Reformbarkeit digitalisierter Gesellschaften

Geht es um Bestandsaufnahmen, Analysen oder Rezepte zur Bewältigung gegenwärtiger gesellschaftlicher Verwerfungen im Zeitalter der Digitalisierung und des Überwachungskapitalismus, dann haben diese derzeit Hochkonjunktur. Jenseits von dumpfem Populismus und übersteigertem Nationalismus lassen sich grob gesagt zwei Denkansätze festmachen, die in eher liberalen und linken Kreisen diskutiert werden. So gibt es beispielsweise

Paul Kollier

Und seine Jünger, die offenbar ernsthaft daran glauben, dass die Kellerleiche des sogenannten “Dritten Weges” wiederbelebt werden kann und als ein lebloser, abgenutzter und müder Corps auf die Bühne der Gegenwartspolitik zurückkehren könne. Diese Art von Geschichtsvergessenheit erinnert mich an eine politische Fabel über die Insel der Glückseligen, welche einen auf sie zukommenden Tsunami durch das Anlegen eines einfachen Windschutzes aufhalten wollen, und zudem an der Küste ihre Strandparty feiern, um das Naturschauspiel aus nächster Nähe bewundern zu können. Man muss schon sehr ignorant oder lebensmüde sein, um sich derartigen Illusionen hinzugeben. Hört man den Funktionseliten unserer Gesellschaft zu, so hat man oft den Eindruck, sie wären beides. Die meisten von uns wissen, dass man einen Tsunami nur durch ein effektives Frühwarnsystem entgehen kann, und der Dritte Weg hat selbst hier sträflich versagt. War er doch seinem Wesen nach eine geniale, wenn auch kurzlebige Metamorphose von neoliberaler Praxis und sozialdemokratischer Modernisierungsrhetorik, die der Sozialdemokratie zum Machterwerb tauglich schien. Erinnern wir uns noch Einmal liebe Leserinnen und Leser: Wer hat uns den erodierenden Sozialstaat eingebracht? Der Dritte Weg! Wer war verantwortlich für eine Welle von beispiellosen Privatisierungen von Gemeineigentum? Der Dritte Weg! Wer zeichnet verantwortlich für einen der grössten Billiglohn-Sektoren in der westlichen Welt? Der Dritte Weg! Wer deregulierte hemmungslos und verursachte somit die finanzielle Katastrophe 2008? Der Dritte Weg! Wer erklärte den freien Markt zu einer heiligen Instanz, zu der es keine Alternative gäbe? Der dritte Weg! Wer also hat uns die Suppe eingebrockt, an der sich unsere Gegenwartsgesellschaft nahezu täglich verschluckt? Nichts anderes als der geheiligte Dritte Weg! Wer kann also im Ernst daran glauben wollen, dass diese historisch gescheiterte und politisch diskreditierte Ideologie zu einem Heilsversprechen für unsere Gegenwart verklärt werden kann?

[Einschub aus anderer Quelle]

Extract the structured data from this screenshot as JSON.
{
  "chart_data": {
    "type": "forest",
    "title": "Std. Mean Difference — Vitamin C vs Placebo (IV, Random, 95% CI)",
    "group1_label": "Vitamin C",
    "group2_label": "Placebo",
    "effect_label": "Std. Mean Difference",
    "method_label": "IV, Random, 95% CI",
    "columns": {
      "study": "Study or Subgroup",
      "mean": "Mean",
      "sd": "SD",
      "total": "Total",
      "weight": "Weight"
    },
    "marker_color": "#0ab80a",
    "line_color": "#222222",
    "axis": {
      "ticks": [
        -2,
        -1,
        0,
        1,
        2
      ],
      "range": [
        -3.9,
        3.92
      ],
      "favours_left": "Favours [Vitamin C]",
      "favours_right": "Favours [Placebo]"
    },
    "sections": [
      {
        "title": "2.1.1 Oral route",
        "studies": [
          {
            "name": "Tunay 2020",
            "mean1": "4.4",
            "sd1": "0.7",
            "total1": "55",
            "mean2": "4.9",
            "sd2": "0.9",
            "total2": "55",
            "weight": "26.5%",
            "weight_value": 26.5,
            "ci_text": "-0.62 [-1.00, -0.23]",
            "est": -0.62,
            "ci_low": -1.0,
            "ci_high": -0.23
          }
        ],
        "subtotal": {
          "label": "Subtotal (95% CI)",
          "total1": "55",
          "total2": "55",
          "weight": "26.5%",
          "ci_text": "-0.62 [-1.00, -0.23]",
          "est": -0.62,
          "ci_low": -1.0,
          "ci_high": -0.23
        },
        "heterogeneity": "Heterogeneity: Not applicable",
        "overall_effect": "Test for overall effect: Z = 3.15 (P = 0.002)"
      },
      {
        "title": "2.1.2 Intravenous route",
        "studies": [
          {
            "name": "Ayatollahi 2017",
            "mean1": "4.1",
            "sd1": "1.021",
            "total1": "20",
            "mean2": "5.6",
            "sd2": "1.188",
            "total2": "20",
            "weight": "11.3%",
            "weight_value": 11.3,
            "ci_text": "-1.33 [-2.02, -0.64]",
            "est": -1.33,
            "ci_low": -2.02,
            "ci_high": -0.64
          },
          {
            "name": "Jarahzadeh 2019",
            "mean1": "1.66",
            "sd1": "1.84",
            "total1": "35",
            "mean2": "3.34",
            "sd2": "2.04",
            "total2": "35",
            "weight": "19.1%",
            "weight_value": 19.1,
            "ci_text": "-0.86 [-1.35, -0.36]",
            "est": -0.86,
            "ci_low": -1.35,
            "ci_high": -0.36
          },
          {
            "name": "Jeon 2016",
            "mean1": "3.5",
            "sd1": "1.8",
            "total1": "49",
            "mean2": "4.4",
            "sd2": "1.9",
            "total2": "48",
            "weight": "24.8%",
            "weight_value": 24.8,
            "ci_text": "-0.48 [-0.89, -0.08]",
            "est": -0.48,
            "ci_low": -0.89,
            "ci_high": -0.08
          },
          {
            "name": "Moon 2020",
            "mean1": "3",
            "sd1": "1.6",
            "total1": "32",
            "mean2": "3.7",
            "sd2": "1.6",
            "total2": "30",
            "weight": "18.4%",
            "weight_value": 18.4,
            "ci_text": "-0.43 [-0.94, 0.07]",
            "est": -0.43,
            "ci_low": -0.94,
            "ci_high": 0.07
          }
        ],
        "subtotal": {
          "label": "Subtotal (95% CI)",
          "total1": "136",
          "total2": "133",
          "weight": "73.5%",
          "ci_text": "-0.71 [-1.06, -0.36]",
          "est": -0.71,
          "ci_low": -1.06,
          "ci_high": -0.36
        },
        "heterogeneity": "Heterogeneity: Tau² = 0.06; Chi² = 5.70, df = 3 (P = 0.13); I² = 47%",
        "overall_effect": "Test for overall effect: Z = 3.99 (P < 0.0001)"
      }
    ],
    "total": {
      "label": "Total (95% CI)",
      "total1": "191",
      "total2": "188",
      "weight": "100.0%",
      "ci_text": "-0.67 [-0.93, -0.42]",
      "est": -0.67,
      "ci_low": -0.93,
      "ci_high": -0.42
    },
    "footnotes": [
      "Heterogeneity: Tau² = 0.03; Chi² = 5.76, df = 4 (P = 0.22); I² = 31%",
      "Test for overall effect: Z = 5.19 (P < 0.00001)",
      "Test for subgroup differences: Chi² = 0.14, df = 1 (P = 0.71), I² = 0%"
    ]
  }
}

Einen weitaus ambitionierteren und hellsichtigeren Ansatz verfolgt hingegen

Lisa Herzog, die der Politik mit ihren Vorschlägen die Rolle des Gestalters unseres Gemeinwesens zurückgeben will, und die sich vor allem für eine Demokratisierung immer noch stark kapitalistisch geprägter hierarchischer Machtstrukturen im Arbeitsprozess ausspricht. Hier, so meint sie, liegen die wirklichen Chancen der Digitalisierung. Man muss sie politisch erkennen und mit diesen daraus resultierenden Schlüssen das Fundament für eine neue, progressive und sozialdemokratische Programmatik mit globalem Wirkungspotenzial entwickeln.